En cambio, reflejaba de esta guisa la
atmósfera en las trincheras alemanas:
Las bombas
caen en lluvia sobre las trincheras alemanas. Los soldados, atónitos, huraños a
los jefes, esperan el ataque de la infantería enemiga, sin una idea en la
mente, ajenos a la victoria, ajenos a la esperanza.
[…]
Los jefes
sienten la muda repulsa del soldado. A los que sirven las ametralladoras se les
trinca con ellas para que no puedan desertar, y el látigo de los oficiales, que
recorren la línea de vanguardia, pasa siempre azotando.
Valle transitaba esos días su viaje interior
desde el modernismo al esperpento, que ya afilaba sus zarpas en la prosa del
gigante:
Dicen que es
la guerra… ¡Mentira! Nunca el quemar y el violar ha sido una necesidad de la
guerra. Es la barbarie atávica que se impone… Todavía esos hombres tienen muy
próximo el abuelo de las selvas, y en estos grandes momentos revive en ellos.
Es su verdadera personalidad que la guerra ha determinado y puesto de relieve,
como hace el vino con los borrachos.
Sofía
Casanova, en las trincheras
Un caso excepcional fue el de Sofía Casanova.

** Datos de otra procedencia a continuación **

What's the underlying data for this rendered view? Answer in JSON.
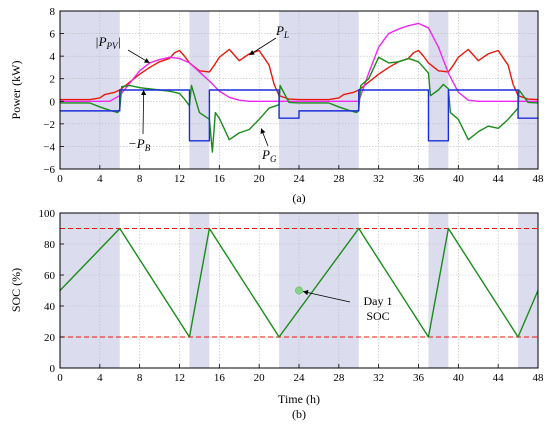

Casada con un diplomático polaco, el estallido de las hostilidades la
sorprendió en Varsovia, donde luego trabajó como voluntaria de Cruz Roja y
desde 1915 ejerció de corresponsal de guerra para ABC, diario para el que
también cubrió la Revolución rusa y la invasión nazi de Polonia durante la
Segunda Guerra Mundial.
En diciembre de 1917, Sofía Casanova, un
talento sin equivalentes en el periodismo de su tiempo, entrevistó en San
Petersburgo a León Trotsky, al que interrogó sobre el posible fin de la
contienda:
Nuestra política es la única que puede
hacerse en el presente. El mundo está hambriento de paz y nosotros tenemos la
esperanza de que se haga no la paz aislada de Rusia, sino la general, la de
todos los pueblos combatientes. Ahora mismo acabo de recibir un radiotelegrama
de Czernin de conformidad con nuestra iniciativa de armisticio y de gestiones
pacifistas.
Casanova, tras la charla, dedicó unas
palabras proféticas a los revolucionarios:
Al fanatismo
jerárquico del Imperio sustituye el otro, el de la ergástula en rebeldía. ¿Qué
pueblo podrá ser feliz gobernado por el terrorismo de abajo?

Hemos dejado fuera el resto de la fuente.